Here’s a link to the book on Amazon. As of the publishing of this email, Amazon has the book on sale on Kindle.
As an Amazon affiliate, I earn a small commission from purchases. This is a free-to-you way of supporting this newsletter. If you use these links to purchase the book, thank you.
That is not intended in any way to diminish the significance or importance of my seminary degree. I have an MA in Biblical and Theological Studies from Phoenix Seminary and I’m extremely grateful for the education I received there. I am not knocking seminary. I believe most pastors and vocational ministry leaders should go to seminary.
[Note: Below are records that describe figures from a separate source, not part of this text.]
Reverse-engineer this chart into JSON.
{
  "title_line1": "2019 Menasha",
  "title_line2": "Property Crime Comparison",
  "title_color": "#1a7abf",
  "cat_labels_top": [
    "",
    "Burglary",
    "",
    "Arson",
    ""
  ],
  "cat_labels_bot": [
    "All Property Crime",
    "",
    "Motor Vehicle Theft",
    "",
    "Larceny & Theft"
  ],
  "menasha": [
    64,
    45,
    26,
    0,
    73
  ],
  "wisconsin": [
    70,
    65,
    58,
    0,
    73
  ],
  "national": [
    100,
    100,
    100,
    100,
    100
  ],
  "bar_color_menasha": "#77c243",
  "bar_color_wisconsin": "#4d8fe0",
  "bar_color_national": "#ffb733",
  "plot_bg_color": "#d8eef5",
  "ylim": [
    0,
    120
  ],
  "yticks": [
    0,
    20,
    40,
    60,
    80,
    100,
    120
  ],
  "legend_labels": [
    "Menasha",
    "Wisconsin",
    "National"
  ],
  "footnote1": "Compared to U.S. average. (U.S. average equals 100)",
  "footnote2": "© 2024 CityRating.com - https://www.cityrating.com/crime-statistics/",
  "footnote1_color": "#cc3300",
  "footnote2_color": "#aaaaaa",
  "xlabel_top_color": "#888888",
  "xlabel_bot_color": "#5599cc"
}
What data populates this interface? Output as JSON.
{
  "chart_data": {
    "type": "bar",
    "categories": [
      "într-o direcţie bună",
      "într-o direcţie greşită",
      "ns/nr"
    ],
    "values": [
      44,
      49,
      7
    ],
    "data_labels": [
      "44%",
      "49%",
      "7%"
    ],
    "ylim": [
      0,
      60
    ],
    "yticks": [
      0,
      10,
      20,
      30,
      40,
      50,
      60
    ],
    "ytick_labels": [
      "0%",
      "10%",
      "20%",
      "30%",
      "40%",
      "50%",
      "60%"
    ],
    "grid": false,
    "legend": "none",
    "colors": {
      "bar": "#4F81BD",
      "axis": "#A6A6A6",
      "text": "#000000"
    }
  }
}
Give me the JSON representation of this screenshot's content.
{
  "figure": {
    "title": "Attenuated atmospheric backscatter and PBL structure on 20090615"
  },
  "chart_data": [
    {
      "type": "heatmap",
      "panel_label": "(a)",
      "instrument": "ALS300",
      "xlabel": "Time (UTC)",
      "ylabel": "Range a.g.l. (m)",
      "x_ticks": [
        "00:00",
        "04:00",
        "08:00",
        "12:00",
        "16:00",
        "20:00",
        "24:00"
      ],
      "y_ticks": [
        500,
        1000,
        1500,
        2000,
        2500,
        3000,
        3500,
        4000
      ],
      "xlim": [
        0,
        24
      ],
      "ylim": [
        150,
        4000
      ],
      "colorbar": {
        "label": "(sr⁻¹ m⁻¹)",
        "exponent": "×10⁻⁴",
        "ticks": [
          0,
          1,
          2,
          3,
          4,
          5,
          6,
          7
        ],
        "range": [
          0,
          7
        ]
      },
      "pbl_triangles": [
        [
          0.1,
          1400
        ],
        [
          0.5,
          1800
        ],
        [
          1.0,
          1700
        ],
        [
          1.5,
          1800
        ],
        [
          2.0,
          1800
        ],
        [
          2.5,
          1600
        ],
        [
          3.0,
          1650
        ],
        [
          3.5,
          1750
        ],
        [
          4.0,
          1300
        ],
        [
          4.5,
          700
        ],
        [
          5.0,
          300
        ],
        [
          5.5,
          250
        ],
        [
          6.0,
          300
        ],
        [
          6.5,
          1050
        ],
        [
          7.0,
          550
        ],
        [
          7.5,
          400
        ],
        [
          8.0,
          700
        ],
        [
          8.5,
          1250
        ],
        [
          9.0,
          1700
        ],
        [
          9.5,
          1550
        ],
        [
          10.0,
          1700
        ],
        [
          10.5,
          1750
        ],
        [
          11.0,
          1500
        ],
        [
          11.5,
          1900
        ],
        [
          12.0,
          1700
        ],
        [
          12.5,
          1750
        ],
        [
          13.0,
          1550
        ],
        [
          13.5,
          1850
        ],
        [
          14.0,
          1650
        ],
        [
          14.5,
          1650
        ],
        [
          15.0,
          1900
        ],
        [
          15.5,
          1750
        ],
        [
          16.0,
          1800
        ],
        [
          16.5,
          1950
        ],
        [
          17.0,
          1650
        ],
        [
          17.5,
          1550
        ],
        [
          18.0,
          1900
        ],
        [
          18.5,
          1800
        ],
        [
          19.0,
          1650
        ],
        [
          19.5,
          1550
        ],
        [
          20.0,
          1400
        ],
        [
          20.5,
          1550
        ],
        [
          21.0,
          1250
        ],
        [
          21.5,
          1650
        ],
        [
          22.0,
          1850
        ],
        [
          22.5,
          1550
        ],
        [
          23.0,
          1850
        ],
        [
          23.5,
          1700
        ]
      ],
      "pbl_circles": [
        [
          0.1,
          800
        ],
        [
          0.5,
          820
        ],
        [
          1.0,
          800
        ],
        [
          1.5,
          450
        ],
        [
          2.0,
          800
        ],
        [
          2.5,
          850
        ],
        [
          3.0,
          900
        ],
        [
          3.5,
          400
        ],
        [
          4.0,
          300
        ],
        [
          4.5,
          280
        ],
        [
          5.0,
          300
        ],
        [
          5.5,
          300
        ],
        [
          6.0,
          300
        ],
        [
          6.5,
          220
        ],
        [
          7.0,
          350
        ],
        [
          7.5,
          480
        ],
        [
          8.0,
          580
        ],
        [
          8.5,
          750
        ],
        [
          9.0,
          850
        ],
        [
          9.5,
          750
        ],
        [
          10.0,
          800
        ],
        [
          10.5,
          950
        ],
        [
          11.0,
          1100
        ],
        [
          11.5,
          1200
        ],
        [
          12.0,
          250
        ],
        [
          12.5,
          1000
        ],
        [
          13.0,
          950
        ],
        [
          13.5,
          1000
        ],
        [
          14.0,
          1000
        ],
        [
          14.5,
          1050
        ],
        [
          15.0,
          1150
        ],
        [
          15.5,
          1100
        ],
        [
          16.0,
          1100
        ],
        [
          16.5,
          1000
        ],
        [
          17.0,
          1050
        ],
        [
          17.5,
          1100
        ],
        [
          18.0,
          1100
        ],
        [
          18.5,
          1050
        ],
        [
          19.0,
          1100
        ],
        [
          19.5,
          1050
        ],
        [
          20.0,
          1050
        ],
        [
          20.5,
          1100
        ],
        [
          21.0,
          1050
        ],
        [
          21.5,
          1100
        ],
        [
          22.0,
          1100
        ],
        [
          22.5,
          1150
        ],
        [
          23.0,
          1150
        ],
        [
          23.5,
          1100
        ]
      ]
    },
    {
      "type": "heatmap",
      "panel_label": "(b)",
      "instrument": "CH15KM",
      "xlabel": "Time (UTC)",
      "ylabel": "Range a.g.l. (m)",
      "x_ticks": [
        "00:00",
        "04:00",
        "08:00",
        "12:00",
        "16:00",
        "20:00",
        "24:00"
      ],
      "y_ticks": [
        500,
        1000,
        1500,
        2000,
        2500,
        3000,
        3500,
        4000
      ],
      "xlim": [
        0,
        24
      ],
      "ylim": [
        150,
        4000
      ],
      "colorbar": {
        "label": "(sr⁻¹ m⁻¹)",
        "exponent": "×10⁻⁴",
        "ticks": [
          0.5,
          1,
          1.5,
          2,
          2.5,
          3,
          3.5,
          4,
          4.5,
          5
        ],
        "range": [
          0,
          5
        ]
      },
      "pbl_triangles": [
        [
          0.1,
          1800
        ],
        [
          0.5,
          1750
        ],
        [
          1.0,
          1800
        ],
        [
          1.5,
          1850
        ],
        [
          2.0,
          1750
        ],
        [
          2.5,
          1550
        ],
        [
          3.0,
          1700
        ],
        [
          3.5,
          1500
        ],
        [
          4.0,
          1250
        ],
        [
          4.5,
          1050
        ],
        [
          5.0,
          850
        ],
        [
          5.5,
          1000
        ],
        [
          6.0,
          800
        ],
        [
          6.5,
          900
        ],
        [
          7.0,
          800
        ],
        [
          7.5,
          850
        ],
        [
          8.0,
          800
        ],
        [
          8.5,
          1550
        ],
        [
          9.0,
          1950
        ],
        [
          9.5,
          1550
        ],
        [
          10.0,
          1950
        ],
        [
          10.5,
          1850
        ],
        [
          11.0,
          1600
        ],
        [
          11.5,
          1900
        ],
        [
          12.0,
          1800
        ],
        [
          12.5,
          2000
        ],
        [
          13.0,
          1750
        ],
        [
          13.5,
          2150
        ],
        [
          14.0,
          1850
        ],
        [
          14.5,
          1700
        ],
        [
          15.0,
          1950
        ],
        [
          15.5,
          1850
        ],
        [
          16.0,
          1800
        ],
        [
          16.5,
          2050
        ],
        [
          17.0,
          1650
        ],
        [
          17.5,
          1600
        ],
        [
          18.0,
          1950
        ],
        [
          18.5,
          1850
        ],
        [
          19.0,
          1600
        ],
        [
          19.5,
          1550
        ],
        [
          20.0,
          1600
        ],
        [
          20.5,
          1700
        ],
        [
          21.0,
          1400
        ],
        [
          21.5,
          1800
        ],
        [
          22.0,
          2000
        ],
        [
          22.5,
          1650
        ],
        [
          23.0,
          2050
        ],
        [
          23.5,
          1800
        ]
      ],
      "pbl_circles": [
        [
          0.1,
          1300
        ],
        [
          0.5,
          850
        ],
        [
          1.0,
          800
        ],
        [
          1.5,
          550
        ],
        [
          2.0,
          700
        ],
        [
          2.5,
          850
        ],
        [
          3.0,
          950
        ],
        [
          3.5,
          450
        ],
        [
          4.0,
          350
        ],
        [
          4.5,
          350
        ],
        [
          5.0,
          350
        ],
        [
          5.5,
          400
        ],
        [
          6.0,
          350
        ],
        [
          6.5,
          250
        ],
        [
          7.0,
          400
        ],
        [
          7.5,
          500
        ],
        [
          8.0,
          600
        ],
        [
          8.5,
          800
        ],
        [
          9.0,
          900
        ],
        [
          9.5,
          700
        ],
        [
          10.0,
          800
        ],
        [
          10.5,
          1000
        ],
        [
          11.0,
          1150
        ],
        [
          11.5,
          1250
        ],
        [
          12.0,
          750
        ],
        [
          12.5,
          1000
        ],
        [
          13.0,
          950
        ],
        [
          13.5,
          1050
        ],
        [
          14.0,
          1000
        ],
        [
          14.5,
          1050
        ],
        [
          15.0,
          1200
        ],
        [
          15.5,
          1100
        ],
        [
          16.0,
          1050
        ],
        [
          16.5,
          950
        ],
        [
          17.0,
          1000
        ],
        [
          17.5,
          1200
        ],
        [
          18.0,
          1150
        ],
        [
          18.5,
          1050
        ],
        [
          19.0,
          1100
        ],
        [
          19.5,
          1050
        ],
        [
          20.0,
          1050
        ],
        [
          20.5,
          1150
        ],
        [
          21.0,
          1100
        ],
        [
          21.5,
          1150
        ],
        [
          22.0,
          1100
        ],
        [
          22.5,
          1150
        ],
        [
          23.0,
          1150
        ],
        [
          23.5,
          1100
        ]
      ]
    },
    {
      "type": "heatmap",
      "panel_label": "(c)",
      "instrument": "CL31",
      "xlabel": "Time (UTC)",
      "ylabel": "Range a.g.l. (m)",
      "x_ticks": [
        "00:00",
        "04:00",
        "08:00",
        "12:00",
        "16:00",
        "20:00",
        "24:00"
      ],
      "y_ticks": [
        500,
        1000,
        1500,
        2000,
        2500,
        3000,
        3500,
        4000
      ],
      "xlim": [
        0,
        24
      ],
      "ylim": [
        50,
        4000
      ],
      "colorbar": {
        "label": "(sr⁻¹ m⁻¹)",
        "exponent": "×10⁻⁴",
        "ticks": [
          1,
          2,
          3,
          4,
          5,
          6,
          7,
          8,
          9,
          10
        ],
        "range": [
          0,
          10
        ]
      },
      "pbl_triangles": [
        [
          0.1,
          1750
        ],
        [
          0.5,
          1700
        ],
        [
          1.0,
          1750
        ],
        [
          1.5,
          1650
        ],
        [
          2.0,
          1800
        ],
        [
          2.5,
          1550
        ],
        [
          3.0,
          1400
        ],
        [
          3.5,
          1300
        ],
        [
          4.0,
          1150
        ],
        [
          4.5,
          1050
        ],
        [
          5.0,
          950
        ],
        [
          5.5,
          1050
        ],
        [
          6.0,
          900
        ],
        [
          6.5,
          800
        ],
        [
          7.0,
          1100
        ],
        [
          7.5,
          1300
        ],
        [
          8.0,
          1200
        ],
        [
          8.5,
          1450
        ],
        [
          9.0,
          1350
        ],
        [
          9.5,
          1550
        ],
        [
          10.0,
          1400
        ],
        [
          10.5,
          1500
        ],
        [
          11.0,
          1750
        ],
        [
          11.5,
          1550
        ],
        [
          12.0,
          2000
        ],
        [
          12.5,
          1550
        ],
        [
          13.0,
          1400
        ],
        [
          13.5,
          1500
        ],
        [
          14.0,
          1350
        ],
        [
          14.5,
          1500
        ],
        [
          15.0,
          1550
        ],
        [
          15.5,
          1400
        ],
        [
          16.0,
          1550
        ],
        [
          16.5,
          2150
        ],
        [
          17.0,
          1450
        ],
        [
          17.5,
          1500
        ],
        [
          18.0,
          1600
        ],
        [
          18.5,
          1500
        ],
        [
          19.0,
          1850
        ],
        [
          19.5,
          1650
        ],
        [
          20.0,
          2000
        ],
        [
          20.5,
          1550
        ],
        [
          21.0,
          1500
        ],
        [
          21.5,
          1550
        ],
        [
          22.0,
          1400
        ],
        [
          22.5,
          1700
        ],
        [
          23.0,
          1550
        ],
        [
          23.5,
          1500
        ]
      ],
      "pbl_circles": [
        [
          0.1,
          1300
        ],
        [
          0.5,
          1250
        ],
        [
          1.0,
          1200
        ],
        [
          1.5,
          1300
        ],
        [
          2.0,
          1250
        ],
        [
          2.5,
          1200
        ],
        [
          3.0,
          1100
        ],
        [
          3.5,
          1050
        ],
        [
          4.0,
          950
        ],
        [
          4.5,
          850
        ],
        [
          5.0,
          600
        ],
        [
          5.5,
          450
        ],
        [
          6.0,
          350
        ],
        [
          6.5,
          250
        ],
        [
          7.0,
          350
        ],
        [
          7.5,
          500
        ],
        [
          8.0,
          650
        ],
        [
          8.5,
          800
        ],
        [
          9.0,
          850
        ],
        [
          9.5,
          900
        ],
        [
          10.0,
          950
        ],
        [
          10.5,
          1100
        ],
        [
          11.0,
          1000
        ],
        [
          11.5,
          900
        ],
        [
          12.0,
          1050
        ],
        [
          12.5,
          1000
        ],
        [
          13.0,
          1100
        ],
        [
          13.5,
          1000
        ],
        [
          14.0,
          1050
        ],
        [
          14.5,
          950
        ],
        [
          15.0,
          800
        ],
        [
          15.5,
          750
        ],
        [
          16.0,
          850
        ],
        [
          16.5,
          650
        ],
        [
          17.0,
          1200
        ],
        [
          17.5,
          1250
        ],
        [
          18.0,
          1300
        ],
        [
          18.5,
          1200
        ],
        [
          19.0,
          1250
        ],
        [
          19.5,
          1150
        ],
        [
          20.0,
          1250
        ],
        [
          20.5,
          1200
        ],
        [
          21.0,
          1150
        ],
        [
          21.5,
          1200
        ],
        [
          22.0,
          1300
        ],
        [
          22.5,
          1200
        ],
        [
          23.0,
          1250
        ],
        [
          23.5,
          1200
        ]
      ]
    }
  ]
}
But that’s an article for another time.
To drive His point home even further, shortly after finishing the book and towards the end of my class, I “happened” to read the Foreword of A Praying Life - something I typically don’t do since a forward is basically a lengthy endorsement. Most books list the name of the person who wrote the foreword on the front cover, but NavPress apparently decided it made more marketing sense to put Tim Keller’s brief endorsement on the front cover instead (I can’t say I blame them).
So who wrote the foreword of A Praying Life? David Powlison.
A Praying Life, Miller, pg. 21. Bold added for emphasis.
Don’t be fooled by the “as a child,” “like a child,” language. You are God’s child. When you go to God in prayer as a child, you are not playing a character like an actor or putting on a mask. You are living in reality. You are God’s child. He is your Father. The cynicism of adulthood, as Miller explains in Part 2, steals away our ability to see this. Much of Christ’s ministry in the Gospels is teaching us to reclaim our identity as children.
Such a great book. Thanks for highlighting it!
Thanks for the post & recommendation. Added it to my list!